CT&D #17. Vector Graphics

What is an example of a situation where vector-based graphics are needed and what are its benefits? 

Since vector graphics are pixel free and not subjected to scaling restrictions (comprising composition quality), one situation where its use would be best suited is in printing signage. Signage for businesses encompassing advertising, logo showcasing and welcome banners are great applications for utilizing vector graphics over raster graphics if only for certain benefits. The benefits of vector graphics include but are not limited to: smaller file size of an image or graphic which therefore makes them easy to share (like to a client) and store, the simple conversion to raster when and if needed and its excellent use of smooth lines which are great for designing curves and diagonal segments of a shape (in raster graphics, creating these are possible but will result in a jagged edges due to pixels being used).

The only major limitation to vector graphics is its handling of photographic imagery where raster graphics must be used instead (since the amount of pixels in a photo determine its detail, that of which can be easily manipulated for effects).
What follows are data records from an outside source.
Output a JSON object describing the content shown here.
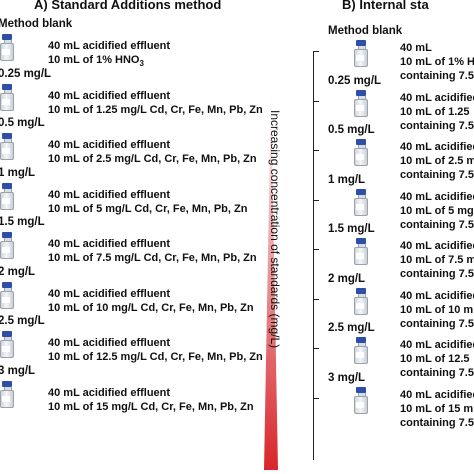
{
  "panel_a": {
    "title": "A) Standard Additions method",
    "levels": [
      {
        "label": "Method blank",
        "line1": "40 mL acidified effluent",
        "line2_pre": "10 mL of 1% HNO",
        "line2_sub": "3"
      },
      {
        "label": "0.25 mg/L",
        "line1": "40 mL acidified effluent",
        "line2_pre": "10 mL of 1.25 mg/L Cd, Cr, Fe, Mn, Pb, Zn",
        "line2_sub": ""
      },
      {
        "label": "0.5 mg/L",
        "line1": "40 mL acidified effluent",
        "line2_pre": "10 mL of 2.5 mg/L Cd, Cr, Fe, Mn, Pb, Zn",
        "line2_sub": ""
      },
      {
        "label": "1 mg/L",
        "line1": "40 mL acidified effluent",
        "line2_pre": "10 mL of 5 mg/L Cd, Cr, Fe, Mn, Pb, Zn",
        "line2_sub": ""
      },
      {
        "label": "1.5 mg/L",
        "line1": "40 mL acidified effluent",
        "line2_pre": "10 mL of 7.5 mg/L Cd, Cr, Fe, Mn, Pb, Zn",
        "line2_sub": ""
      },
      {
        "label": "2 mg/L",
        "line1": "40 mL acidified effluent",
        "line2_pre": "10 mL of 10 mg/L Cd, Cr, Fe, Mn, Pb, Zn",
        "line2_sub": ""
      },
      {
        "label": "2.5 mg/L",
        "line1": "40 mL acidified effluent",
        "line2_pre": "10 mL of 12.5 mg/L Cd, Cr, Fe, Mn, Pb, Zn",
        "line2_sub": ""
      },
      {
        "label": "3 mg/L",
        "line1": "40 mL acidified effluent",
        "line2_pre": "10 mL of 15 mg/L Cd, Cr, Fe, Mn, Pb, Zn",
        "line2_sub": ""
      }
    ]
  },
  "gradient": {
    "label": "Increasing concentration of standards (mg/L)",
    "color_top": "#ffffff",
    "color_bottom": "#d7262b"
  },
  "panel_b": {
    "title": "B) Internal sta",
    "levels": [
      {
        "label": "Method blank",
        "line1": "40 mL",
        "line2": "10 mL of 1% H",
        "line3": "containing 7.5"
      },
      {
        "label": "0.25 mg/L",
        "line1": "40 mL acidified e",
        "line2": "10 mL of 1.25",
        "line3": "containing 7.5"
      },
      {
        "label": "0.5 mg/L",
        "line1": "40 mL acidified e",
        "line2": "10 mL of 2.5 m",
        "line3": "containing 7.5"
      },
      {
        "label": "1 mg/L",
        "line1": "40 mL acidified e",
        "line2": "10 mL of 5 mg",
        "line3": "containing 7.5"
      },
      {
        "label": "1.5 mg/L",
        "line1": "40 mL acidified e",
        "line2": "10 mL of 7.5 m",
        "line3": "containing 7.5"
      },
      {
        "label": "2 mg/L",
        "line1": "40 mL acidified",
        "line2": "10 mL of 10 m",
        "line3": "containing 7.5"
      },
      {
        "label": "2.5 mg/L",
        "line1": "40 mL acidified",
        "line2": "10 mL of 12.5",
        "line3": "containing 7.5"
      },
      {
        "label": "3 mg/L",
        "line1": "40 mL acidified",
        "line2": "10 mL of 15 m",
        "line3": "containing 7.5"
      }
    ]
  }
}
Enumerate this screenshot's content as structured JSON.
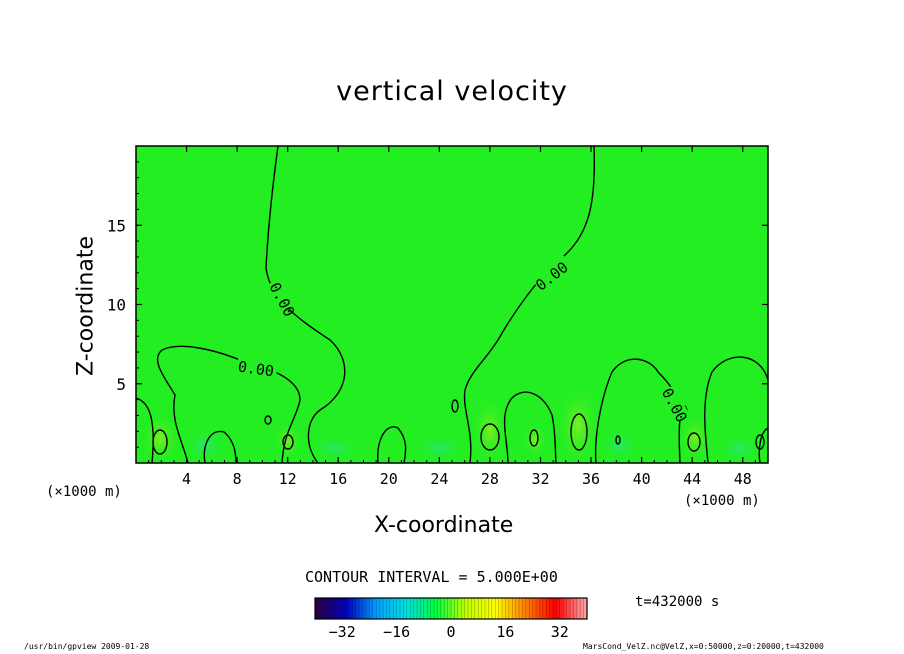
{
  "chart_data": {
    "type": "heatmap",
    "title": "vertical velocity",
    "xlabel": "X-coordinate",
    "ylabel": "Z-coordinate",
    "x_unit_left": "(×1000 m)",
    "x_unit_right": "(×1000 m)",
    "xlim": [
      0,
      50
    ],
    "ylim": [
      0,
      20
    ],
    "xticks": [
      "4",
      "8",
      "12",
      "16",
      "20",
      "24",
      "28",
      "32",
      "36",
      "40",
      "44",
      "48"
    ],
    "yticks": [
      "5",
      "10",
      "15"
    ],
    "contour_labels": [
      "0.00",
      "0.00",
      "0.00",
      "0.00"
    ],
    "contour_interval_text": "CONTOUR INTERVAL = 5.000E+00",
    "colorbar": {
      "range": [
        -40,
        40
      ],
      "ticks": [
        "−32",
        "−16",
        "0",
        "16",
        "32"
      ],
      "colors": [
        "#2a004a",
        "#0000c0",
        "#00a0ff",
        "#00e0e0",
        "#00ff40",
        "#c0ff00",
        "#ffff00",
        "#ff8000",
        "#ff0000",
        "#ffa0a0"
      ]
    },
    "background_color": "#22ee22",
    "time_text": "t=432000 s"
  },
  "footer": {
    "left": "/usr/bin/gpview   2009-01-28",
    "right": "MarsCond_VelZ.nc@VelZ,x=0:50000,z=0:20000,t=432000"
  }
}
The following example shows a comparison between vector and raster graphics for a sample logo:


Observed is the blurriness and pixelation on the right logo as opposed to mathematically generated smooth lines shown with the vector graphic on the left (therefore, a correct use of raster for a logo). Other than image manipulation and deliberately creating effects, there is no reason to use raster graphics for anything other than photos or simple web graphics, the latter due to low memory storage. Ultimately, due to the differences in use, vector graphics and raster graphics need to be handled or manipulated by software such as Illustrator and Photoshop respectively to achieve appropriate results.